6 交流 (デュエル)
クジャクは日本語が上手くない。というよりは、上手くなろうという気概が無い。向上心が欠落しているのではないか。
一番最初に三人で飲みに行ったとき、真っ先に潰れたクジャクの頭をぺしぺしと叩きながら、俺はそうぼやいた。するとサイレンは苦笑して「でも、クジャクはすごいのですよ」と慣れない日本語を駆使してクジャクを庇った。曰く、クジャクは言葉の通じない相手とも会話ができるのだ、と。

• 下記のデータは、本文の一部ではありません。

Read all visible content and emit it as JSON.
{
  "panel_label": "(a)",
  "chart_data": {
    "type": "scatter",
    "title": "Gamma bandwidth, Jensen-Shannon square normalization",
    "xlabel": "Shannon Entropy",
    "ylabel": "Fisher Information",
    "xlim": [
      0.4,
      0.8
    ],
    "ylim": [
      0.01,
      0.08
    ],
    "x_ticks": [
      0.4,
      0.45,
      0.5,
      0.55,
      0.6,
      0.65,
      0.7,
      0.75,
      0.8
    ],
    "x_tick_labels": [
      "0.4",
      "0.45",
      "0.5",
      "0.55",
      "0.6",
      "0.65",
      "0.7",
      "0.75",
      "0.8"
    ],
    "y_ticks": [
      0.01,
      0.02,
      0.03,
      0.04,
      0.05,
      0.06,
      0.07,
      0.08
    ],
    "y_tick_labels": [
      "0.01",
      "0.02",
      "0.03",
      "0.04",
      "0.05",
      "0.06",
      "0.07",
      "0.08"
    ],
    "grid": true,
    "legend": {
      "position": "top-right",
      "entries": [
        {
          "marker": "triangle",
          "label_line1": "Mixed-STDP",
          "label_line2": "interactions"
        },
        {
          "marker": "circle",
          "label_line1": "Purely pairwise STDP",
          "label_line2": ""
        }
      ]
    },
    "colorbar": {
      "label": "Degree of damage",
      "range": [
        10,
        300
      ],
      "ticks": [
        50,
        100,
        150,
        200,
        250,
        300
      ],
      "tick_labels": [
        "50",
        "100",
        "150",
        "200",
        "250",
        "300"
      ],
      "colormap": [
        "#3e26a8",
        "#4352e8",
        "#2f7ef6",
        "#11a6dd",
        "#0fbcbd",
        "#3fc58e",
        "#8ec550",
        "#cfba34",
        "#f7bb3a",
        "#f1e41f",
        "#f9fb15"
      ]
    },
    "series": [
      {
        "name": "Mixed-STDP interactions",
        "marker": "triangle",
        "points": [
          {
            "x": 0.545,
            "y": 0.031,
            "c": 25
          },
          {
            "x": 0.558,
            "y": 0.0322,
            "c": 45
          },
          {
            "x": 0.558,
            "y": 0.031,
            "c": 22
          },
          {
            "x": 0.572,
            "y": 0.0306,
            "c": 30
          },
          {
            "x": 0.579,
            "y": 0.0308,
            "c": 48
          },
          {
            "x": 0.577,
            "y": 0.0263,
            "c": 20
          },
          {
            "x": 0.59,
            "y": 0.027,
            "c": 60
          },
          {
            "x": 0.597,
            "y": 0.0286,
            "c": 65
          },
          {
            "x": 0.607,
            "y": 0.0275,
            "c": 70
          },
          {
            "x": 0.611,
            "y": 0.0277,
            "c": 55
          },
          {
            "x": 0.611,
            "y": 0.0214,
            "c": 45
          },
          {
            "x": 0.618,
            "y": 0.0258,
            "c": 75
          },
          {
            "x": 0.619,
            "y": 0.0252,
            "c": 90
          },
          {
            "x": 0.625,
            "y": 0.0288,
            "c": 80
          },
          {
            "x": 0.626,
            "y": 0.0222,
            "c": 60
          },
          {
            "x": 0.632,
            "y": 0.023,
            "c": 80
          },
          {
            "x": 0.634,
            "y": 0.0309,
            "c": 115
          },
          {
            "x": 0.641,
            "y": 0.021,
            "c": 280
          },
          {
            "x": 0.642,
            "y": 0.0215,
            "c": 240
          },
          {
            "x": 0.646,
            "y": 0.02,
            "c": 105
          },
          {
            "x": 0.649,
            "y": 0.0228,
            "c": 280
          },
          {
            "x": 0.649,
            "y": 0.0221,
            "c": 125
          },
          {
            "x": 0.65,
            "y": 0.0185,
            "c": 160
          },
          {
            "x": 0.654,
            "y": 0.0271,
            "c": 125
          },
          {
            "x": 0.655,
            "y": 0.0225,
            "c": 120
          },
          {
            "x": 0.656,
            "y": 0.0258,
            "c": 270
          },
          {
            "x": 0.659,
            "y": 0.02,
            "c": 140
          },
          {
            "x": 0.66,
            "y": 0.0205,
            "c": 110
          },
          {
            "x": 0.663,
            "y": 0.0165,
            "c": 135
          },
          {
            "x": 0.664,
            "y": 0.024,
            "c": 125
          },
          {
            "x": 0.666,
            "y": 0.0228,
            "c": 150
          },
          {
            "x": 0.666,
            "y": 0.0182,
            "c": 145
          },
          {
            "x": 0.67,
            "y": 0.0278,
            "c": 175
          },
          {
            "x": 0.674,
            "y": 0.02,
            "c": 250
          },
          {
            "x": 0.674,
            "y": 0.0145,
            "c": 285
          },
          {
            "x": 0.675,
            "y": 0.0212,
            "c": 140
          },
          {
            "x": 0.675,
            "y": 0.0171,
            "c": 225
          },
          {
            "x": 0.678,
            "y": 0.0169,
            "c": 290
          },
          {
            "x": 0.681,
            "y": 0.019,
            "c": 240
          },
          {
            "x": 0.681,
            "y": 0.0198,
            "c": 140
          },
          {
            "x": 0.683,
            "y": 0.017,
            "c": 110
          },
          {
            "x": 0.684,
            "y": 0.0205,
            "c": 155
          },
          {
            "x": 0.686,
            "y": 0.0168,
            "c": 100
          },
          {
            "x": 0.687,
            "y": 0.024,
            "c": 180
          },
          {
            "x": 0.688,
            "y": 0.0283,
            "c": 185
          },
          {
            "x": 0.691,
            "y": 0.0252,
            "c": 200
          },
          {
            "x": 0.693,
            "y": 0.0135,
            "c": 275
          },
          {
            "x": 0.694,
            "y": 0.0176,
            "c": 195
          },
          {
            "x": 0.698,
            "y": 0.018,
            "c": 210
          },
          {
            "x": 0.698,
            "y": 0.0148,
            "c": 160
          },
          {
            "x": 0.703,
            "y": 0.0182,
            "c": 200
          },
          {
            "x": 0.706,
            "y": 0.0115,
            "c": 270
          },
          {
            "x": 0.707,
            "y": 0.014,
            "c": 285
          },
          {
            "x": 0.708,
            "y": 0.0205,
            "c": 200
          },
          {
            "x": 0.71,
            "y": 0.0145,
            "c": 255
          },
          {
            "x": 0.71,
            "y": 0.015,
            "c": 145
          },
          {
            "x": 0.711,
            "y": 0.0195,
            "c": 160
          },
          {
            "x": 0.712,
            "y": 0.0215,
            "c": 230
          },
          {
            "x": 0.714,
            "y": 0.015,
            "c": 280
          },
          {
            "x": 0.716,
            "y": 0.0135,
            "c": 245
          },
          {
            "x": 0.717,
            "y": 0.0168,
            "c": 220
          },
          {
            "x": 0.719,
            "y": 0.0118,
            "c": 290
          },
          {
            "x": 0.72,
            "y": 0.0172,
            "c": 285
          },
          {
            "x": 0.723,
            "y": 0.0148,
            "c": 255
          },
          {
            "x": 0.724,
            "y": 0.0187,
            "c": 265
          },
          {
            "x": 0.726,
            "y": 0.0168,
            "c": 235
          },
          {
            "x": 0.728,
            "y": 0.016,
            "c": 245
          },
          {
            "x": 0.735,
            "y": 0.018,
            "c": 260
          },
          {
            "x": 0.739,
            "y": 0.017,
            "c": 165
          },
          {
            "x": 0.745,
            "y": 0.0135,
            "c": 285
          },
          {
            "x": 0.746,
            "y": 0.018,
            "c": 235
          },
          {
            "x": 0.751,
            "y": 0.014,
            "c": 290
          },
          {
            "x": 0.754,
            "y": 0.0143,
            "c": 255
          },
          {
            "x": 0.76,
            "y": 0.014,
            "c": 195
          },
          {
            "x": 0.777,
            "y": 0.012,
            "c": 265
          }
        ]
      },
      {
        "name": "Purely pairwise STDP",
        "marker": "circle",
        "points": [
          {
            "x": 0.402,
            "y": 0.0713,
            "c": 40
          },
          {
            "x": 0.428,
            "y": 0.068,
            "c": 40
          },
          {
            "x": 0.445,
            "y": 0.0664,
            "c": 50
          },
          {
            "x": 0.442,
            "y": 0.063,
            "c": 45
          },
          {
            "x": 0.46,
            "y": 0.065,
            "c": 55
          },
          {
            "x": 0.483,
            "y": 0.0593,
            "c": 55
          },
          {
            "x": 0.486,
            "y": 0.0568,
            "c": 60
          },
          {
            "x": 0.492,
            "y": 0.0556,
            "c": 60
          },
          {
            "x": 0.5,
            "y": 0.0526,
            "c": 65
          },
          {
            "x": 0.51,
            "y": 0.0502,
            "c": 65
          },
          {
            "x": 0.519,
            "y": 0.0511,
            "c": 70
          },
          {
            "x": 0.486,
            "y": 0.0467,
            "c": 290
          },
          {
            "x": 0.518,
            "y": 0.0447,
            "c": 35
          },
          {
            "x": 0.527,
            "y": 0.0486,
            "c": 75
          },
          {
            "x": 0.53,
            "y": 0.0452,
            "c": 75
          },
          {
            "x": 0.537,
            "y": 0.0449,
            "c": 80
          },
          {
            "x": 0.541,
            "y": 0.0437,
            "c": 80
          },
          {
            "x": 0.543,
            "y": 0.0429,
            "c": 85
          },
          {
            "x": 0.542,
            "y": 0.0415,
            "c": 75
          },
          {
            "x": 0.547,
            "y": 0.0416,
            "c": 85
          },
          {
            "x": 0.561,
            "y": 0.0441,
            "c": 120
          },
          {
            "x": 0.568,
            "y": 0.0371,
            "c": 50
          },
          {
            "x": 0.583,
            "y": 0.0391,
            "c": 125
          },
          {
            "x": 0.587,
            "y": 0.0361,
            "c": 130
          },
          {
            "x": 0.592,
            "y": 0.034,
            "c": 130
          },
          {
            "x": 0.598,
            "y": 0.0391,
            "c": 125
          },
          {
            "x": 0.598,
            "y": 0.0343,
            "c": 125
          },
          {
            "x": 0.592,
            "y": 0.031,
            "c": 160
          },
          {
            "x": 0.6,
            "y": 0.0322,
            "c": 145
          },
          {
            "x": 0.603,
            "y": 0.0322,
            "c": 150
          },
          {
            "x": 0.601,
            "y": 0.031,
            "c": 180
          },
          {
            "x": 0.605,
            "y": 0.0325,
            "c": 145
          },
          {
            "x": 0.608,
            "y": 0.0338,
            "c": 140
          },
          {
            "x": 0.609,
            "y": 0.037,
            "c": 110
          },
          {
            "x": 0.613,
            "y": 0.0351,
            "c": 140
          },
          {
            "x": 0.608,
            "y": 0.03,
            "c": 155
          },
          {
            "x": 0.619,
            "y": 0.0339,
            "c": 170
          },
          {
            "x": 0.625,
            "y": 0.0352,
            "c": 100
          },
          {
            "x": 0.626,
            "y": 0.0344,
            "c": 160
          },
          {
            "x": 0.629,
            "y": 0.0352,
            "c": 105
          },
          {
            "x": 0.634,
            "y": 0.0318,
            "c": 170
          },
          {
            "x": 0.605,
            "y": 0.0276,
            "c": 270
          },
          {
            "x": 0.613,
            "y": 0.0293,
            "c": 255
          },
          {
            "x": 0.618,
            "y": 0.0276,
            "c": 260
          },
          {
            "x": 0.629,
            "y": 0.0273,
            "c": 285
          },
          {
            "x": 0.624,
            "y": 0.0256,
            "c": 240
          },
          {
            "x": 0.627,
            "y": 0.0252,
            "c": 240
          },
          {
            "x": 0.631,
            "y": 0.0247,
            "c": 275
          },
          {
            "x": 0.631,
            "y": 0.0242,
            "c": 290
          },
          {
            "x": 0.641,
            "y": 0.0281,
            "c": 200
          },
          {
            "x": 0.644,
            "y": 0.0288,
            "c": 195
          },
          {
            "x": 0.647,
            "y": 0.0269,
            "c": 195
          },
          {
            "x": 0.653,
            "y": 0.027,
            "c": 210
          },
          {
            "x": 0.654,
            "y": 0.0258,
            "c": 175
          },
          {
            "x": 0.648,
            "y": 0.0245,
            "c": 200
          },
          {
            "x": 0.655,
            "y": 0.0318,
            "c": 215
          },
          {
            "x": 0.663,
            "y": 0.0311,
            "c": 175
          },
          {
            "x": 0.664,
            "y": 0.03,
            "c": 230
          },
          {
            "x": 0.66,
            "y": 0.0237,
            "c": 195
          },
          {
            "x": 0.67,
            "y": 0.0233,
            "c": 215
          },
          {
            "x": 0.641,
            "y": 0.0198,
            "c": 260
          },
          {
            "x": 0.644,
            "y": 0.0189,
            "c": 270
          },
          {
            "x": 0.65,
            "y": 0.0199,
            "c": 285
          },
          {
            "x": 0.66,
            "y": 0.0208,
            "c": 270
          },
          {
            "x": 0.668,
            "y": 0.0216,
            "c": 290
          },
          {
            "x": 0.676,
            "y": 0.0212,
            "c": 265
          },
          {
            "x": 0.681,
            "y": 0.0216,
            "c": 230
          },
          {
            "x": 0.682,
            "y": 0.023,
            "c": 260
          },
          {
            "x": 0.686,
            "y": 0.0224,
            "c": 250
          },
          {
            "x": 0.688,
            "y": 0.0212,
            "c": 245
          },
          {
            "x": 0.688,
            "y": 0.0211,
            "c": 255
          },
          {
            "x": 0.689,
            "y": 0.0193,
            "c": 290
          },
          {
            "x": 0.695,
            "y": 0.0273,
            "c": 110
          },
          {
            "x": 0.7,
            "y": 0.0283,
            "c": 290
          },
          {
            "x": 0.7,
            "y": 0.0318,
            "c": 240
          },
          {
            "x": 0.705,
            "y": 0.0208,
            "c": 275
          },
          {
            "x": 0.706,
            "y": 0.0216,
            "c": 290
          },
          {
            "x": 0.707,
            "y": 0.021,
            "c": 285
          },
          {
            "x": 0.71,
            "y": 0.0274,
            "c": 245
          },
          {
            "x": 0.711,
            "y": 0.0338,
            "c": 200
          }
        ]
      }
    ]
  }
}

あの時の言葉の意味が判ったのは、つい最近だ。いつものゲーセンへ行こうと、日の暮れ始めた空の下を歩いていた時。その途中に、クジャクの姿を見つけた時だ。
彼の隣には、見覚えの無いアジア系の老人がいた。クジャクは楽しそうな笑顔で身振り手振りを交え、何事か話している。随分と親しげな様子だ。友達、にしては年が離れすぎている。近所の住人、だろうか?
老人がくすくすと笑いながら頷くと、クジャクは満足した様子で大きく頷き、別れを告げ、こちらへ歩いてきた。老人もクジャクへ背を向けて、道を右に折れて行った。
「お、デュエル。おまえもゲーセン行くの?」と俺に気付き手を振るクジャクに「さっきの人、お前のご近所さんか?」と訊けば、彼は首を横に振る。はて、ではどんな仲なのだろうか。
「今、会ったんだ。どこの国の人かわからないけど、子供と待ち合わせしてるって。場所がわからないって言うから、教えただけ」
「……言葉、通じたのか?」
「何語なのかわからなかった。でも大丈夫。場所はわかったみたいだから」
僅かな迷いも見せずにクジャクは答えた。きっと彼にとっては、よくある事なのだろう。
こいつは言葉を覚えようとはしないが、覚えずとも身振り手振りで会話ができるのだろう。先程の光景を思い出し、こいつはどんな国へ行っても、人とコミュニケーションを取る事ができるだろうと確信した。こいつはどんな国へ行ってもやっていけるに違いない。ああ、サイレンの言っていた通りだ。クジャクは凄い。
「悪かったな」と、あの時の非礼を詫びたが、当然クジャクには伝わらなかった。彼は眉をひそめて、んん?と唸ったが、すぐに笑ってこう言う。